Our analysis confirmed a strong association between the presence of pathogenic ALPL variants and persistently low ALP levels, defined as average ALP <= 40 IU/L (OR=185.6, Fisher p-value < 2.2e-16) across two measurements. No measurements of ALP substrates such as PPi or PLP were available. However, the effect of ALPL genetic variation on average ALP levels was unequal. Fourteen c.571G>A heterozygotes had multiple ALP measurements, but only 2 of them had persistently low ALP (14.3%). Given that persistently low ALP is a hallmark of HPP, this suggests low HPP penetrance of variant c.571G>A and contradicts previously reported 50% penetrance of heterozygous hypomorphic ALPL variants (Mornet et al., 2021). Persistently low ALP was observed more frequently in individuals heterozygous for other pathogenic ALPL variants (35 of 88 cases, 39.8%). Persistently low ALP was also observed in 50 out of 16,506 individuals (0.3%) without any pathogenic ALPL variant, highlighting the potential contribution of other genetic or environmental factors in ALP levels.
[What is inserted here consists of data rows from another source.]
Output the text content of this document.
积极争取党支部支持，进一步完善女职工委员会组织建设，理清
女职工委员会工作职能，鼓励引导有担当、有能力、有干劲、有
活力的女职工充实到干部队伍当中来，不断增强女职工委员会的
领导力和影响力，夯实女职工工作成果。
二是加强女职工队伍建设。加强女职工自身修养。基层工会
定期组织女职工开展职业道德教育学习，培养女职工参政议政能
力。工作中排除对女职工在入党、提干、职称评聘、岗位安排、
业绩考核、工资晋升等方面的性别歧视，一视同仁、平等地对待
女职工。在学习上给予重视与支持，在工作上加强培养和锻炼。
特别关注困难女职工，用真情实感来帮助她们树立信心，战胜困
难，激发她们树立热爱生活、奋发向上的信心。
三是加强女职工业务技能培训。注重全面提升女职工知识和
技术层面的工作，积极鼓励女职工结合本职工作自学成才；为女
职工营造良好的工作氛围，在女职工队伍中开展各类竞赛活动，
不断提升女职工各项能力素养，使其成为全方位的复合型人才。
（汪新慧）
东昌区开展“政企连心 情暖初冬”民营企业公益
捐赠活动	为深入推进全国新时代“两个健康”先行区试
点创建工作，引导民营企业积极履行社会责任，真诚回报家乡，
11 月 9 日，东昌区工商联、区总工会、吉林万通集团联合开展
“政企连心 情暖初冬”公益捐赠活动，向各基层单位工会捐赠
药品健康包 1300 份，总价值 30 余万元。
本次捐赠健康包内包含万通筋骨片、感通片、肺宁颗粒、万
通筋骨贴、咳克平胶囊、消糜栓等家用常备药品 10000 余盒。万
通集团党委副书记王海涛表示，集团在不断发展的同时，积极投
ExWAS and collapsing analyses identified 12 genome-wide significant genes beyond ALPL affecting ALP levels (p-value cutoff: 1e-8). Variants in genes GPLD1, IFITM5, APOB, PCK1 and HSPG2 were associated with a decrease in average ALP levels, while variants in ABCB11, ASGR1, EDEM1, AKAP9, SLC39A5 and B4GALNT3 were associated with increased ALP levels. These findings demonstrate that rare, high-impact variants in genes other than ALPL can bi-directionally influence ALP levels.
Conclusion:
Our UK Biobank analyses reinforce the strong association of pathogenic ALPL variants and persistently low ALP levels. However, the HPP penetrance of heterozygous hypomorphic ALPL variants, particularly c.571G>A, may be lower than previously reported. This observed lower penetrance may explain why the highly prevalent c.571G>A heterozygous genotype has low frequency in HPP patient cohorts, such as the Global HPP Registry (4.4% of subjects, Kishnani et al, 2024). Our rare variant analyses identified additional genetic contributors to ALP levels, expanding on prior common variant analyses, and underscore the polygenic nature of ALP regulation. Future studies should aim to refine HPP penetrance estimates for pathogenic ALPL variants, and to elucidate the contributions of non-ALPL variants to persistently low ALP and HPP.